Lincoln didn’t answer. His mother walked past him out of the room. He slunk farther down, onto the floor, and held his face in his hands.

HE STAYED THAT way for twenty minutes or so, until he realized it was taking some effort to hold the position, until he felt more tired than guilty or angry.

He found his mother sitting on the living room floor, looking up at the chandelier. “You can take the couch from the sunroom,” she said when he walked in, “the brown one. There’s too much furniture in that room already. It would fit fine here. It’ll look almost purple in this light.”

He nodded.

“And I’ll find you some nice dishes at the thrift shop. Don’t buy any more plastic. It leaches into your food, you know,” she said, “and simulates estrogen. It lives in your fat cells and causes breast cancer …I don’t know what it does to men. I wish I’d known you needed dishes. I saw a complete set the other day at the Goodwill, with a butter dish and a gravy boat and everything. White with little blue daisies. Not exactly masculine, but still …”

“I’m not picky,” he said.

She nodded and kept nodding. “You can have anything you want from your bedroom, of course, or you can leave it. That will always be your room. Just like your sister’s. You can always come home if you need to, or even if you want to. That house is your home as long as it’s mine.”

“Okay,” he said. “Thank you.”

He walked over to her and held out his hands, pulling her to her feet. She held on to his hands, squeezed them, then started smoothing her long skirt.
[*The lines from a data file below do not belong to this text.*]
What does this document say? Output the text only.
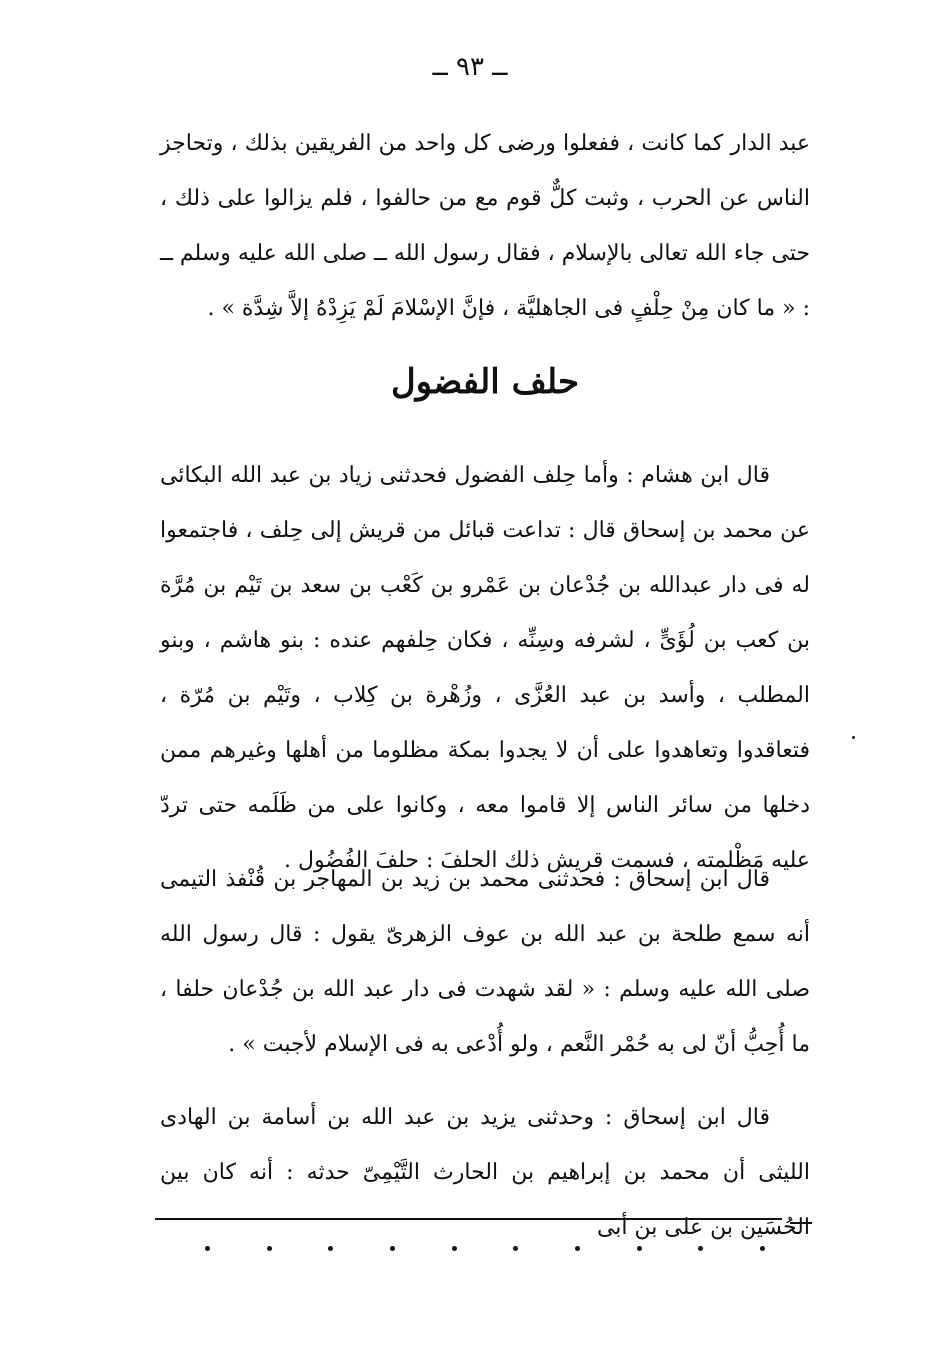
ــ ٩٣ ــ

عبد الدار كما كانت ، ففعلوا ورضى كل واحد من الفريقين بذلك ، وتحاجز الناس عن الحرب ، وثبت كلٌّ قوم مع من حالفوا ، فلم يزالوا على ذلك ، حتى جاء الله تعالى بالإسلام ، فقال رسول الله ــ صلى الله عليه وسلم ــ : « ما كان مِنْ حِلْفٍ فى الجاهليَّة ، فإنَّ الإسْلامَ لَمْ يَزِدْهُ إلاَّ شِدَّة » .

حلف الفضول

قال ابن هشام : وأما حِلف الفضول فحدثنى زياد بن عبد الله البكائى عن محمد بن إسحاق قال : تداعت قبائل من قريش إلى حِلف ، فاجتمعوا له فى دار عبدالله بن جُدْعان بن عَمْرو بن كَعْب بن سعد بن تَيْم بن مُرَّة بن كعب بن لُؤَىٍّ ، لشرفه وسِنِّه ، فكان حِلفهم عنده : بنو هاشم ، وبنو المطلب ، وأسد بن عبد العُزَّى ، وزُهْرة بن كِلاب ، وتَيْم بن مُرّة ، فتعاقدوا وتعاهدوا على أن لا يجدوا بمكة مظلوما من أهلها وغيرهم ممن دخلها من سائر الناس إلا قاموا معه ، وكانوا على من ظَلَمه حتى تردّ عليه مَظْلمته ، فسمت قريش ذلك الحلفَ : حلفَ الفُضُول .

قال ابن إسحاق : فحدثنى محمد بن زيد بن المهاجر بن قُنْفذ التيمى أنه سمع طلحة بن عبد الله بن عوف الزهرىّ يقول : قال رسول الله صلى الله عليه وسلم : « لقد شهدت فى دار عبد الله بن جُدْعان حلفا ، ما أُحِبُّ أنّ لى به حُمْر النَّعم ، ولو أُدْعى به فى الإسلام لأجبت » .

قال ابن إسحاق : وحدثنى يزيد بن عبد الله بن أسامة بن الهادى الليثى أن محمد بن إبراهيم بن الحارث التَّيْمِىّ حدثه : أنه كان بين الحُسَين بن على بن أبى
“I suppose your sister knows all about this already,” she said.

“No,” Lincoln said.

“Oh.” That was good news. “Maybe I’ll call her. Maybe I’ll see if she wants to help me go shopping for your kitchen.”

“Sure,” he said. He hugged her then, tight, and wished that he’d thought to do it sooner.

“It really is a beautiful apartment,” she said.

EVE CALLED LINCOLN at work the next day. All she could say was, “Good for you” and “I’m so proud of you.” She offered Jake Sr.’s help if Lincoln needed to move anything. “Just a couch,” he said.